How many times a day is it impossible to tell what time it is?
When the hour hand has moved $x$ degrees around the clock from the top, the minute hand has moved $y = 12x$ degrees. If the time is still a valid configuration when the hands are switched around then $x = 12y$ as well.
Therefore, we want the values of $x, y$ that satisfy the following two equations:
\begin{align} 12x &\equiv y \pmod {360} \\ 12y &\equiv x \pmod {360} \end{align}
Conveniently, this reduces to $x \equiv 144x \pmod {360}$ or $143x \equiv 0 \pmod {360}$, so whenever the hour hand moves exactly $x/143$ of the way around the clock where $x$ is an integer, it's impossible to tell which hand is which.
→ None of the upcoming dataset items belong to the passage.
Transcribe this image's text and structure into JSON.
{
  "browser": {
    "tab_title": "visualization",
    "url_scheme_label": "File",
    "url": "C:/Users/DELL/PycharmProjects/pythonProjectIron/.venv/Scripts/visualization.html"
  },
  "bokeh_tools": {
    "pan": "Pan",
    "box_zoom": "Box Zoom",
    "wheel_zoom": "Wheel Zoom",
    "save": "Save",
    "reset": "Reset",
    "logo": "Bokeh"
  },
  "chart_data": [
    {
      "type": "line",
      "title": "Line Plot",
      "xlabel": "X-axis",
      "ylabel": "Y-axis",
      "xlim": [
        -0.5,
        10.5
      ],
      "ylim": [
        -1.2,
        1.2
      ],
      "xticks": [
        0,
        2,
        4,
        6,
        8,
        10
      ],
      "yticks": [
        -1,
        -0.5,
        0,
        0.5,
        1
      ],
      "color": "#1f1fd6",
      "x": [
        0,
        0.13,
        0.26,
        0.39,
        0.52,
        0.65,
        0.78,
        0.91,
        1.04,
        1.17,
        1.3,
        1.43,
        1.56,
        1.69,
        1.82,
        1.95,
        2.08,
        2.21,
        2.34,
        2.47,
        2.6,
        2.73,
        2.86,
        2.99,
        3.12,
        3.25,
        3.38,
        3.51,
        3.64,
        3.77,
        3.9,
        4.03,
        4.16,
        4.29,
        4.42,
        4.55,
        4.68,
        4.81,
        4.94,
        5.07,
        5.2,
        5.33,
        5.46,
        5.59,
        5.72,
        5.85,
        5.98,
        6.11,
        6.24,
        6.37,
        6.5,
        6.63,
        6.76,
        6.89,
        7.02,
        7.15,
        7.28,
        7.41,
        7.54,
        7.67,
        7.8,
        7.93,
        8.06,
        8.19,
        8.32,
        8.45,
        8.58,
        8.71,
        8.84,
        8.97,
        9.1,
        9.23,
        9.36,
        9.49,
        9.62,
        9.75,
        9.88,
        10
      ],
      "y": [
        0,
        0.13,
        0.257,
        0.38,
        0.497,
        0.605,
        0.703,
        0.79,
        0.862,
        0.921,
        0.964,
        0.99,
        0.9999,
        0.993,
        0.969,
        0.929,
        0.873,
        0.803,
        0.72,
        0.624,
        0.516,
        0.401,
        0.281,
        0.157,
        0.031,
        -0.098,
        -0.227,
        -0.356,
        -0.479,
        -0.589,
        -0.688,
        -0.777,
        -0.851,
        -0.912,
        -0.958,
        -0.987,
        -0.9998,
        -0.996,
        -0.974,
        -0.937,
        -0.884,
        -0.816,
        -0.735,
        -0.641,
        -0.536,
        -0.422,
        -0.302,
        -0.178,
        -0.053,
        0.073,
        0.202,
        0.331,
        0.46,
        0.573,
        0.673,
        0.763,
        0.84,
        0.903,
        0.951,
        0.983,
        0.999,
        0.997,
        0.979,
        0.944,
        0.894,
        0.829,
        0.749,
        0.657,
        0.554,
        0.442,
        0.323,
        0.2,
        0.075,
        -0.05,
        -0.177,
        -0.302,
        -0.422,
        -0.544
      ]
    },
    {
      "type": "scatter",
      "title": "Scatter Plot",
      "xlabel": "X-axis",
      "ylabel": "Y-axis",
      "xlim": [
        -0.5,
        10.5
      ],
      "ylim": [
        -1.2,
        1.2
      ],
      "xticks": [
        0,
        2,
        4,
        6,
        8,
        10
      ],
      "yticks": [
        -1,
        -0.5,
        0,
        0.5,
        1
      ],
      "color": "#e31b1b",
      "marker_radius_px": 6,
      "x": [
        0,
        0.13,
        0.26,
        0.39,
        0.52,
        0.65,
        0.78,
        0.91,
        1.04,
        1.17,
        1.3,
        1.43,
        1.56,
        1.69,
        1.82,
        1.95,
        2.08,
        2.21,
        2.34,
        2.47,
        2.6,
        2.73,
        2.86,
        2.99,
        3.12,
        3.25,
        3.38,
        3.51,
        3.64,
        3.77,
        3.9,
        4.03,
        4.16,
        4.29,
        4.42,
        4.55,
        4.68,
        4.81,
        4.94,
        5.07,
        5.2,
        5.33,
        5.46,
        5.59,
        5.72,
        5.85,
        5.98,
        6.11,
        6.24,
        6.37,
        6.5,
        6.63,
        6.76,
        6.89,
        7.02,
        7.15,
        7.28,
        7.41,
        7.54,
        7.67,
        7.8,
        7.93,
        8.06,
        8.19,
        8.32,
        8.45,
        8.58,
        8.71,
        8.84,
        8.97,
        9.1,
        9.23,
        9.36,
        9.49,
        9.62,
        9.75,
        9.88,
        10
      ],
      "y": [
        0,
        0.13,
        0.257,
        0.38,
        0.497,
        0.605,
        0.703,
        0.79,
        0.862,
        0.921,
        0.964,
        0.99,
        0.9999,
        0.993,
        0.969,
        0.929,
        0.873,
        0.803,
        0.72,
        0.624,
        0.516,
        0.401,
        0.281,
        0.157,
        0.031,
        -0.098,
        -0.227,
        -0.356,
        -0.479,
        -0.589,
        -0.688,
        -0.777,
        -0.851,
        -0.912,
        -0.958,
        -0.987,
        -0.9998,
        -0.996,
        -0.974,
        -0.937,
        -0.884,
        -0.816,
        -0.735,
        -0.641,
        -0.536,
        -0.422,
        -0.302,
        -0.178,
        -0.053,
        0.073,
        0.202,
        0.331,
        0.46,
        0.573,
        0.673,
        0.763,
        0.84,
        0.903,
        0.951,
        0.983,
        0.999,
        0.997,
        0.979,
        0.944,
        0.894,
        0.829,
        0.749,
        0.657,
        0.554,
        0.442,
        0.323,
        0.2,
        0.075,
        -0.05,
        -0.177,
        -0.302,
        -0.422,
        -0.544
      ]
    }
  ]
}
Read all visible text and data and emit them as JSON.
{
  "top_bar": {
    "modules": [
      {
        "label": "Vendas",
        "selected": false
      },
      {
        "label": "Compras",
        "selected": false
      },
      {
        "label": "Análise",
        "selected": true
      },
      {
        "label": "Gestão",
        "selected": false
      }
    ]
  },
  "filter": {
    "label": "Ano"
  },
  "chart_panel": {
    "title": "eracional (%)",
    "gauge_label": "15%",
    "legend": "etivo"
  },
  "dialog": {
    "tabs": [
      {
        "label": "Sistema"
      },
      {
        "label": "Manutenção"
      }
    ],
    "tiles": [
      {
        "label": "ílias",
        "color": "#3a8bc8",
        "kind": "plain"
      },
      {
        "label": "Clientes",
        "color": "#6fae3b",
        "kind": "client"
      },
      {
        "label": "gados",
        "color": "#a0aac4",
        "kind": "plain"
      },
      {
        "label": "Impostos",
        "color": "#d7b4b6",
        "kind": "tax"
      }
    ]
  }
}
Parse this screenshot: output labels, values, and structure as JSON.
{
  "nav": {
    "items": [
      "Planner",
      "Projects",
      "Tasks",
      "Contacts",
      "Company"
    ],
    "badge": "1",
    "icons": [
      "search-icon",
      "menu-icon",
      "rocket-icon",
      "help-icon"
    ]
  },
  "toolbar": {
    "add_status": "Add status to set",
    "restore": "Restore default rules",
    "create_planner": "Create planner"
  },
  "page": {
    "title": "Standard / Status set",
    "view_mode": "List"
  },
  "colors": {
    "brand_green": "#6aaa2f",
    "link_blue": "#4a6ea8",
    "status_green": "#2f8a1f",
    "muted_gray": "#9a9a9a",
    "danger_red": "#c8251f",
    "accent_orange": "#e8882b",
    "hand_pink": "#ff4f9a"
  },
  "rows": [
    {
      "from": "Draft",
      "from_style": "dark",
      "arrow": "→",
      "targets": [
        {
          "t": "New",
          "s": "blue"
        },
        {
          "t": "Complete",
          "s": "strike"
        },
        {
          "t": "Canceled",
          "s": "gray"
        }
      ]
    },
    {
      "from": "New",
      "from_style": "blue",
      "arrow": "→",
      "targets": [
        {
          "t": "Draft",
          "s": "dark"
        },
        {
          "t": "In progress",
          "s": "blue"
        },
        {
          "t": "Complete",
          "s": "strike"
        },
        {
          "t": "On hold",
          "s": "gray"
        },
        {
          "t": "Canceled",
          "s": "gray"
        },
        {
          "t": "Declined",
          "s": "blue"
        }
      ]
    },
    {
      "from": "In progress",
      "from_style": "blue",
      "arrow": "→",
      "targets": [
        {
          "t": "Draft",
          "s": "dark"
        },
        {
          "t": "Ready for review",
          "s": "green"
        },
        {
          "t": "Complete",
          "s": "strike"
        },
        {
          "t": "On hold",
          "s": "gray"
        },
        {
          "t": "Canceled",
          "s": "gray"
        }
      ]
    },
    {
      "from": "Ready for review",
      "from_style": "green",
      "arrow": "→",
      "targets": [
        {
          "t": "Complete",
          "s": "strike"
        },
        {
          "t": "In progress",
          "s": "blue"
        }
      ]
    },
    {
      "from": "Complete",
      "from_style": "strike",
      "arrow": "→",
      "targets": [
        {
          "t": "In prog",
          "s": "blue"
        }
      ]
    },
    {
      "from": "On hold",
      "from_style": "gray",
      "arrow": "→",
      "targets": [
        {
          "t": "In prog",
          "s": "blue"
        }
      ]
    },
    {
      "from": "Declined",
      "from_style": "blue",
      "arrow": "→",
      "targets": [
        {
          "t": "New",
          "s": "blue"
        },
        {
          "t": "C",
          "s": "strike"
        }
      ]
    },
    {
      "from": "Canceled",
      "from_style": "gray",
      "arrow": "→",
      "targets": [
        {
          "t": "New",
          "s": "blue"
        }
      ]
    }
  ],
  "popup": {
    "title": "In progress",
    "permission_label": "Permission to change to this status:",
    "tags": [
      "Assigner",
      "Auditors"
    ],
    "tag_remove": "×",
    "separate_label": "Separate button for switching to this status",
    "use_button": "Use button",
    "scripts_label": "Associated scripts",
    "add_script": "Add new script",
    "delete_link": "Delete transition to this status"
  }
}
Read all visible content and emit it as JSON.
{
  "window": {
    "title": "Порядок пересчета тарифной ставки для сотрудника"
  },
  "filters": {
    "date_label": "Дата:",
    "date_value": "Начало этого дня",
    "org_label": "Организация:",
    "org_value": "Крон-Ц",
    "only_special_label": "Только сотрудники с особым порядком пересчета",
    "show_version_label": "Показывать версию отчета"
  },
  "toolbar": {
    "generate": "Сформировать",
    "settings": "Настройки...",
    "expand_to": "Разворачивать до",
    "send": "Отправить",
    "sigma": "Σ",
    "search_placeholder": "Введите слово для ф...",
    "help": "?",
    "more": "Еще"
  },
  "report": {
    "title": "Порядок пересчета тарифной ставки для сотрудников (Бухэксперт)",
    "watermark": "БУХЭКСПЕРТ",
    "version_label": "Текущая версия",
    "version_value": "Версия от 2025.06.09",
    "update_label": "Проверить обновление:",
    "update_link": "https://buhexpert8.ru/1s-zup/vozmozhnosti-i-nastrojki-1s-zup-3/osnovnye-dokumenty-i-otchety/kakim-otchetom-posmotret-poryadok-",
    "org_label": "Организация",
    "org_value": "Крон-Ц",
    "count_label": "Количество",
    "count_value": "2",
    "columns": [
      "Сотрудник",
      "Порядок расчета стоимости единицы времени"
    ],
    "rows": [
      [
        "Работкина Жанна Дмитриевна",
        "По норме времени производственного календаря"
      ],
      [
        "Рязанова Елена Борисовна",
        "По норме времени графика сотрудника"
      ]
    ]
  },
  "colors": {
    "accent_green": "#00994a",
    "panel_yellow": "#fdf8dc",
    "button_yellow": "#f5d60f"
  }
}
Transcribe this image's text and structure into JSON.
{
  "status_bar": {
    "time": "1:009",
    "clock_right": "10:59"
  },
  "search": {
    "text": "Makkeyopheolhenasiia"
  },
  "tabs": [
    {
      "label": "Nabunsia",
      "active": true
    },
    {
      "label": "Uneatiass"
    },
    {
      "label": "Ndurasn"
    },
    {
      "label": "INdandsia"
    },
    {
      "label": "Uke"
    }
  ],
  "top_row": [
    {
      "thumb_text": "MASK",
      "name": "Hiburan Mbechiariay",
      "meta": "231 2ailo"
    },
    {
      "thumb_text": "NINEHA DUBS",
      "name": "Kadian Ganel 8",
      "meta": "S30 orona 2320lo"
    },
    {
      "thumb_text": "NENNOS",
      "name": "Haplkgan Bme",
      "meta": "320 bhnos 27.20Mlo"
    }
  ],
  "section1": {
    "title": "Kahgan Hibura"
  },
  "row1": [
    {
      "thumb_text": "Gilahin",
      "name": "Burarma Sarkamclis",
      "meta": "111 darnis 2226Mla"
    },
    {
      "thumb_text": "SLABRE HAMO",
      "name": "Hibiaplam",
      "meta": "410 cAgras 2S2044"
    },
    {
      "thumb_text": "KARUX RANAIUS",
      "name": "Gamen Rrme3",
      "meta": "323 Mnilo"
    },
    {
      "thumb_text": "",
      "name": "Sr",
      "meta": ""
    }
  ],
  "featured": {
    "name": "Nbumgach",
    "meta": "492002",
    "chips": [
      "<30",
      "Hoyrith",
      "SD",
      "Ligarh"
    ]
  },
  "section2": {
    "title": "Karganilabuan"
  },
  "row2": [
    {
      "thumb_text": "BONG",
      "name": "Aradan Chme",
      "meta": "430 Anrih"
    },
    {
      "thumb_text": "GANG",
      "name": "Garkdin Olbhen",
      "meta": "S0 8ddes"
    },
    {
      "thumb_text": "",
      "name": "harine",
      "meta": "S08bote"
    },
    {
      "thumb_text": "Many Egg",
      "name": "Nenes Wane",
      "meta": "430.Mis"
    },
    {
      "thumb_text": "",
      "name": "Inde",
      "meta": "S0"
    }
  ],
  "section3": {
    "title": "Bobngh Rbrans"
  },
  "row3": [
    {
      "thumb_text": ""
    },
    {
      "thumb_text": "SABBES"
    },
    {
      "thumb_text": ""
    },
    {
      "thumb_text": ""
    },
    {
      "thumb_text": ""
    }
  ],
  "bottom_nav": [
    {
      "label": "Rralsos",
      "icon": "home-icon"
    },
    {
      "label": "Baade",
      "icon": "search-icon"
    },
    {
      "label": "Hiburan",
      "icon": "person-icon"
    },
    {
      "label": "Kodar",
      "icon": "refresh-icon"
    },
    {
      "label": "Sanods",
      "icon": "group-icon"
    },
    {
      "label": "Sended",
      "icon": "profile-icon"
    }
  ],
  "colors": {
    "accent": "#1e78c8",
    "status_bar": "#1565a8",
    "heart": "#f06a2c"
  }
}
There's just one problem, though. The above doesn't take into account the times when the hour and minute hands are in the exact same position, in which case it doesn't matter which hand is which. This occurs whenever $x \equiv 12x \pmod {360}$, or $11x \equiv 0 \pmod {360}$. Naturally this is a total of 11 times, so there are $143 - 11 = 132$ times when the time is actually ambiguous in a 12-hour period, making it $264$ times a day.
The answer is:
All the time
Because
The clock only has 12 hours, and there are 24 hours in a day. Every orientation has at least 2 possible times.
You can actually tell the correct time all the time. Let's say it's 3:30. One hand is on 6 and the other is exactly between 3 and 4. You can tell it's NOT 6:15 because one hand is exactly on 6, and for it to be exactly 6:00 the other hand would have to be on 12 ... which it isn't. This can be similarly surmised around the dial for any time if you look carefully at the hands.